Kibble Digests Slower than Raw

I was lead to believe that raw takes 5-6 hours to digest while kibble takes 10-12 hours to digest.

Raw Digests Lower than Raw

Per the article I referenced above, after a test comparing the digestion rate between raw dog food and Science Diet (yes, I know), raw digested slightly slower than the kibble and there were bone fragments still in the gut up to 5 hours later.

X - X-Rays, Which Digests Faster, Kibble or Raw Dog Food

What's the Answer?  Which Digests Faster?

I wasn't able to find anything official on this topic, but Dr. Cathy Alinovi, DVM,, was kind enough to point me in the right direction and I found a lot of information on cat food and digestion that we may be able to apply to dogs, because both animals share a short digestive tract (reaching here, I know).

Cats fed extremely cheap food made with low-quality grains and grain by-products will pass three or more stools per day. The actual volume of these stools might even be more than the amount of food eaten. This is because as indigestible food travels through the animal, it absorbs quite a bit of water which increases its bulk. The digestibility may only be about 70 – 85% in lower quality foods.

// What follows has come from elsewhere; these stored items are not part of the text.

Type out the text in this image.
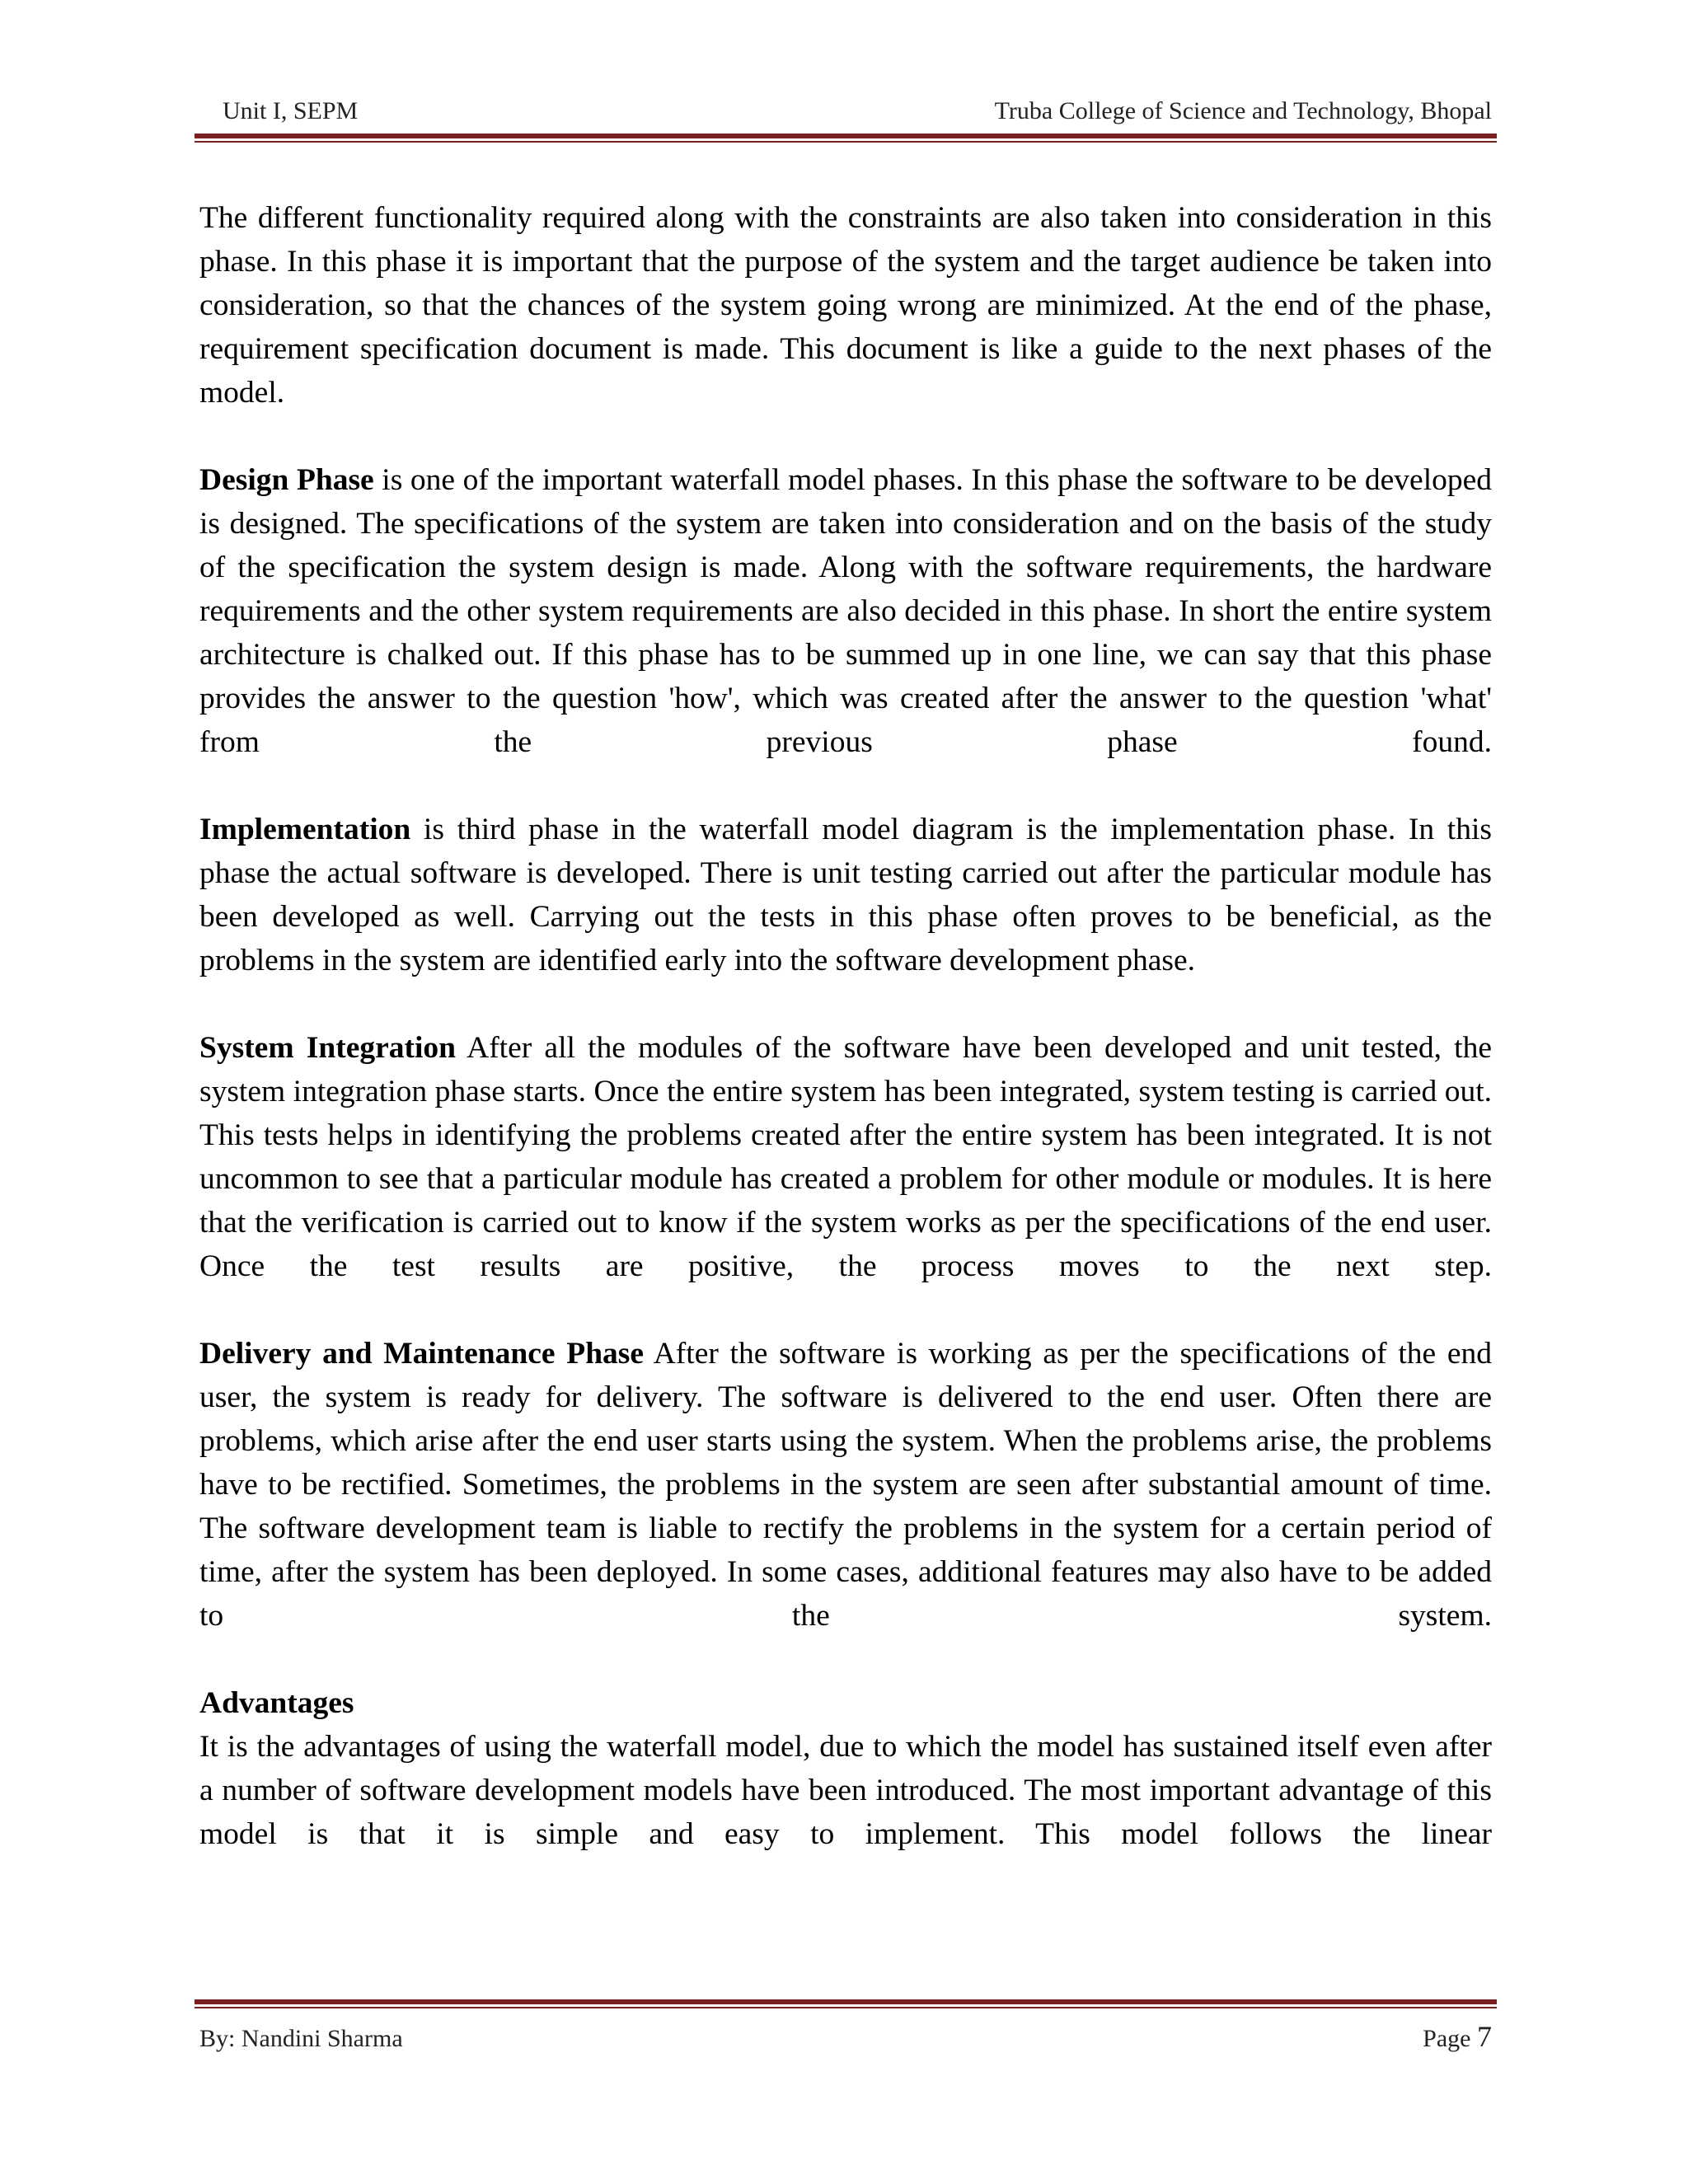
Unit I, SEPM	Truba College of Science and Technology, Bhopal

The different functionality required along with the constraints are also taken into consideration in this phase. In this phase it is important that the purpose of the system and the target audience be taken into consideration, so that the chances of the system going wrong are minimized. At the end of the phase, requirement specification document is made. This document is like a guide to the next phases of the model.

Design Phase is one of the important waterfall model phases. In this phase the software to be developed is designed. The specifications of the system are taken into consideration and on the basis of the study of the specification the system design is made. Along with the software requirements, the hardware requirements and the other system requirements are also decided in this phase. In short the entire system architecture is chalked out. If this phase has to be summed up in one line, we can say that this phase provides the answer to the question 'how', which was created after the answer to the question 'what' from the previous phase found.

Implementation is third phase in the waterfall model diagram is the implementation phase. In this phase the actual software is developed. There is unit testing carried out after the particular module has been developed as well. Carrying out the tests in this phase often proves to be beneficial, as the problems in the system are identified early into the software development phase.

System Integration After all the modules of the software have been developed and unit tested, the system integration phase starts. Once the entire system has been integrated, system testing is carried out. This tests helps in identifying the problems created after the entire system has been integrated. It is not uncommon to see that a particular module has created a problem for other module or modules. It is here that the verification is carried out to know if the system works as per the specifications of the end user. Once the test results are positive, the process moves to the next step.

Delivery and Maintenance Phase After the software is working as per the specifications of the end user, the system is ready for delivery. The software is delivered to the end user. Often there are problems, which arise after the end user starts using the system. When the problems arise, the problems have to be rectified. Sometimes, the problems in the system are seen after substantial amount of time. The software development team is liable to rectify the problems in the system for a certain period of time, after the system has been deployed. In some cases, additional features may also have to be added to the system.

Advantages

It is the advantages of using the waterfall model, due to which the model has sustained itself even after a number of software development models have been introduced. The most important advantage of this model is that it is simple and easy to implement. This model follows the linear

By: Nandini Sharma	Page 7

If an animal eats a food that is highly concentrated, say more than 90% digestible, it will still produce a stool but perhaps only once a day. The stool will be well formed and firm, however, it is composed of both undigested food and the residue of intestinal secretions and bacteria.


The digestibility of the food is an important consideration for cat owners. You are paying for the amount of food in the bag or can, not the amount the cat digests and absorbs. In addition, lower digestibility means more litter box cleanup. Choosing a food simply because it appears inexpensive does not mean that it is a good buy. Cost per feeding is the only way to determine the actual cost of the food.

Source: Feline Nutrition Awareness Network, Commercial Food

Although this doesn't give a definitive answer, it does make me wonder about the quality of kibble versus how fast it digests in the body. And I still don't have an answer, I'm going to return to my old standby – it depends on the dog.

Today, nearly 2 years after the sofa defacing, I know a lot more about our dogs' nutrition…

1) not enough time had passed between Rodrigo eating and vomiting on the sofa – I don't believe that the raw food decomposed to a point that it would make him sick in less than an hour.  This would happen if the raw was already rotten (it wasn't) or had too much bacteria (it didn't).

2) Rodrigo has a very sensitive gut; that is why he got sick.  The mixture of a rich, high-quality kibble and a raw meal (he was still new to raw feeding) was too much for his gut, so he tossed it all back up on the sofa.

That doesn't mean that I'll start mixing dry and raw in the same meal for our dogs, but I'm no longer convinced that it's a terrible idea for all dogs.